Given how I’ve worked and the developers I’ve worked with over the decades, marketeers or managers might work better in bunches but peace and quiet serves the developers. Offices with a door, few interruptions, etc. Rands has talked about being in the zone when working and anything that favours that should be provided by companies interested in software people.
> That is, at best, very weak evidence supporting your conclusion.
Please see the definition of "assume" to help you interpret what I wrote in a way that's closer to what I wrote/was trying to communicate.
Please also see the last sentence, that you missed entirely:
> It would be very interesting to see their rational.
This sentence strongly implies, nearly directly states, that I, in fact, do NOT know their rational.

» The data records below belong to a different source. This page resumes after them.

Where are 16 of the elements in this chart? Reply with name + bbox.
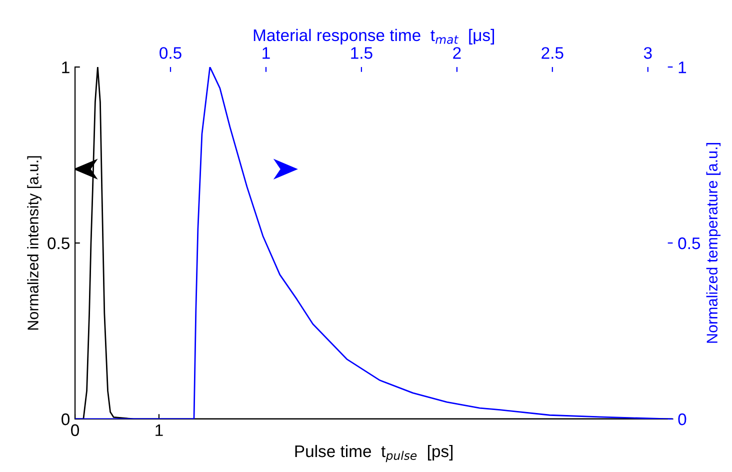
- y-tick-label: 0: [62, 413, 70, 426]
- y-tick-label: 1: [62, 62, 70, 74]
- y2-tick-label: 0.5: [678, 237, 700, 250]
- x2-tick-label: 1: [262, 47, 270, 59]
- x2-tick-label: 0.5: [160, 47, 182, 59]
- x2-tick-label: 2: [453, 47, 461, 59]
- y2-tick-label: 1: [678, 62, 686, 74]
- y-axis-title: Normalized intensity [a.u.]: [27, 156, 42, 330]
- y2-axis-title: Normalized temperature [a.u.]: [706, 143, 721, 343]
- x2-tick-label: 2.5: [542, 47, 564, 59]
- x2-tick-label: 1.5: [351, 47, 372, 59]
- x2-axis-title: Material response time t$_{mat}$ [μs]: [254, 28, 494, 44]
- y-tick-label: 0.5: [48, 237, 70, 250]
- x-axis-title: Pulse time t$_{pulse}$ [ps]: [295, 444, 452, 462]
- y2-tick-label: 0: [678, 413, 686, 426]
- x2-tick-label: 3: [644, 47, 652, 59]
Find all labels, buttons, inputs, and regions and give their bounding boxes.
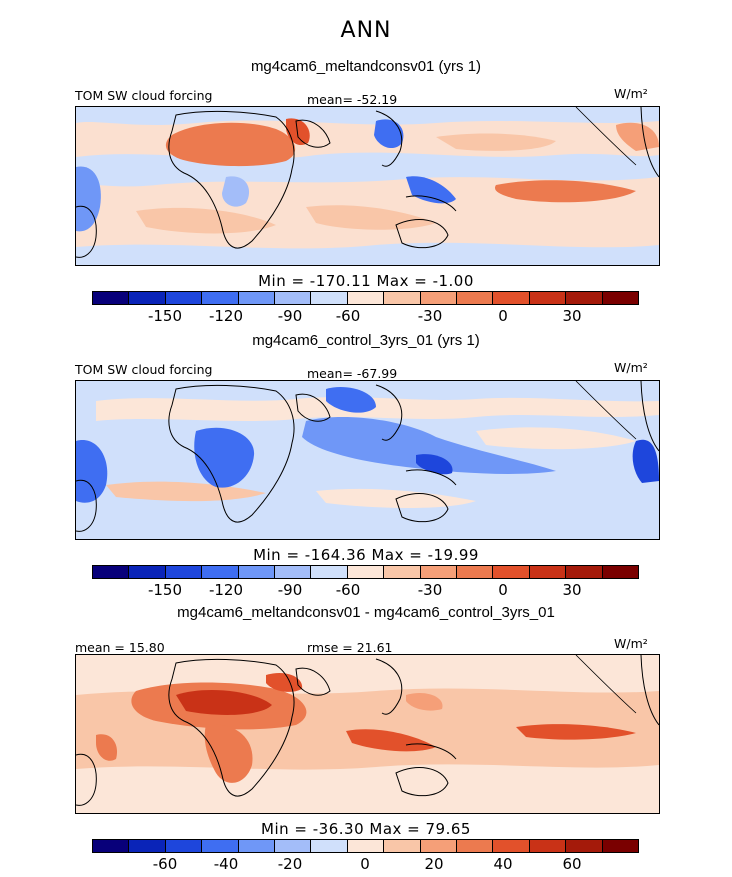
panel-1-tick: -30 — [417, 307, 443, 325]
colorbar-swatch — [566, 840, 603, 852]
colorbar-swatch — [347, 566, 385, 578]
panel-3-tick: -60 — [152, 855, 178, 873]
colorbar-swatch — [275, 840, 312, 852]
panel-2-map — [75, 380, 660, 540]
panel-1-tick: -60 — [335, 307, 361, 325]
colorbar-swatch — [93, 566, 130, 578]
colorbar-swatch — [238, 840, 276, 852]
panel-1-map — [75, 106, 660, 266]
colorbar-swatch — [93, 840, 130, 852]
colorbar-swatch — [238, 292, 276, 304]
panel-3-tick: 60 — [562, 855, 582, 873]
colorbar-swatch — [275, 292, 312, 304]
panel-3-map — [75, 654, 660, 814]
colorbar-swatch — [457, 840, 494, 852]
panel-2-tick: -90 — [277, 581, 303, 599]
colorbar-swatch — [238, 566, 276, 578]
panel-1-tick: -120 — [208, 307, 244, 325]
panel-2-tick: -30 — [417, 581, 443, 599]
panel-1-tick: -150 — [147, 307, 183, 325]
colorbar-swatch — [275, 566, 312, 578]
panel-3-mean: mean = 15.80 — [75, 640, 165, 655]
panel-1-tick: -90 — [277, 307, 303, 325]
colorbar-swatch — [202, 840, 239, 852]
colorbar-swatch — [311, 566, 348, 578]
panel-2-tick: -120 — [208, 581, 244, 599]
colorbar-swatch — [420, 840, 458, 852]
panel-2-minmax: Min = -164.36 Max = -19.99 — [253, 546, 479, 564]
panel-3-tick: 0 — [360, 855, 370, 873]
colorbar-swatch — [457, 566, 494, 578]
panel-1-colorbar — [92, 291, 639, 305]
colorbar-swatch — [347, 292, 385, 304]
panel-2-tick: 30 — [562, 581, 582, 599]
colorbar-swatch — [384, 840, 421, 852]
panel-2-title: mg4cam6_control_3yrs_01 (yrs 1) — [252, 332, 480, 349]
colorbar-swatch — [384, 566, 421, 578]
colorbar-swatch — [602, 292, 639, 304]
panel-1-variable: TOM SW cloud forcing — [75, 88, 213, 103]
colorbar-swatch — [311, 292, 348, 304]
panel-2-field — [76, 381, 659, 539]
panel-2-units: W/m² — [614, 360, 648, 375]
panel-3-tick: 40 — [493, 855, 513, 873]
panel-3-tick: -40 — [213, 855, 239, 873]
season-title: ANN — [340, 18, 392, 43]
panel-1-title: mg4cam6_meltandconsv01 (yrs 1) — [250, 58, 482, 75]
panel-1-minmax: Min = -170.11 Max = -1.00 — [258, 272, 474, 290]
colorbar-swatch — [602, 566, 639, 578]
colorbar-swatch — [165, 292, 203, 304]
panel-1-tick: 30 — [562, 307, 582, 325]
colorbar-swatch — [529, 292, 567, 304]
colorbar-swatch — [566, 566, 603, 578]
panel-1-field — [76, 107, 659, 265]
colorbar-swatch — [202, 566, 239, 578]
colorbar-swatch — [529, 840, 567, 852]
colorbar-swatch — [165, 840, 203, 852]
colorbar-swatch — [420, 292, 458, 304]
panel-2-variable: TOM SW cloud forcing — [75, 362, 213, 377]
panel-3-tick: -20 — [277, 855, 303, 873]
panel-3-tick: 20 — [424, 855, 444, 873]
colorbar-swatch — [493, 566, 530, 578]
colorbar-swatch — [384, 292, 421, 304]
panel-2-tick: 0 — [498, 581, 508, 599]
colorbar-swatch — [566, 292, 603, 304]
colorbar-swatch — [493, 292, 530, 304]
panel-3-rmse: rmse = 21.61 — [307, 640, 393, 655]
colorbar-swatch — [129, 840, 166, 852]
panel-3-units: W/m² — [614, 636, 648, 651]
colorbar-swatch — [420, 566, 458, 578]
colorbar-swatch — [529, 566, 567, 578]
colorbar-swatch — [93, 292, 130, 304]
panel-2-colorbar — [92, 565, 639, 579]
colorbar-swatch — [457, 292, 494, 304]
colorbar-swatch — [602, 840, 639, 852]
colorbar-swatch — [311, 840, 348, 852]
colorbar-swatch — [202, 292, 239, 304]
panel-2-mean: mean= -67.99 — [307, 366, 398, 381]
panel-3-colorbar — [92, 839, 639, 853]
panel-1-units: W/m² — [614, 86, 648, 101]
colorbar-swatch — [129, 566, 166, 578]
panel-3-field — [76, 655, 659, 813]
panel-1-mean: mean= -52.19 — [307, 92, 398, 107]
colorbar-swatch — [165, 566, 203, 578]
panel-2-tick: -150 — [147, 581, 183, 599]
panel-2-tick: -60 — [335, 581, 361, 599]
panel-1-tick: 0 — [498, 307, 508, 325]
colorbar-swatch — [129, 292, 166, 304]
colorbar-swatch — [493, 840, 530, 852]
colorbar-swatch — [347, 840, 385, 852]
panel-3-minmax: Min = -36.30 Max = 79.65 — [261, 820, 471, 838]
panel-3-title: mg4cam6_meltandconsv01 - mg4cam6_control… — [177, 604, 555, 621]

What's your opinion? Why do you think they're all converging on the same policies? Do you think they're acting irrationally in opposition of data, or without data?
Then the work should be set up so that your teammates and project collaborators actually work from the same office, and not in the space that was most convenient to procure or in lower-cost offshore markets. But executives would pretty much always rather have you take video calls from your desk than incur any cost or inconvenience on their end. They're not acting like they believe this.
> I think it's safe to assume the data points to the same conclusion: in whole, humans work better together.
It makes you wonder if it's a fundamental part of our evolution, or something. ;)
Is that why we invented machines and AI that will replace humans?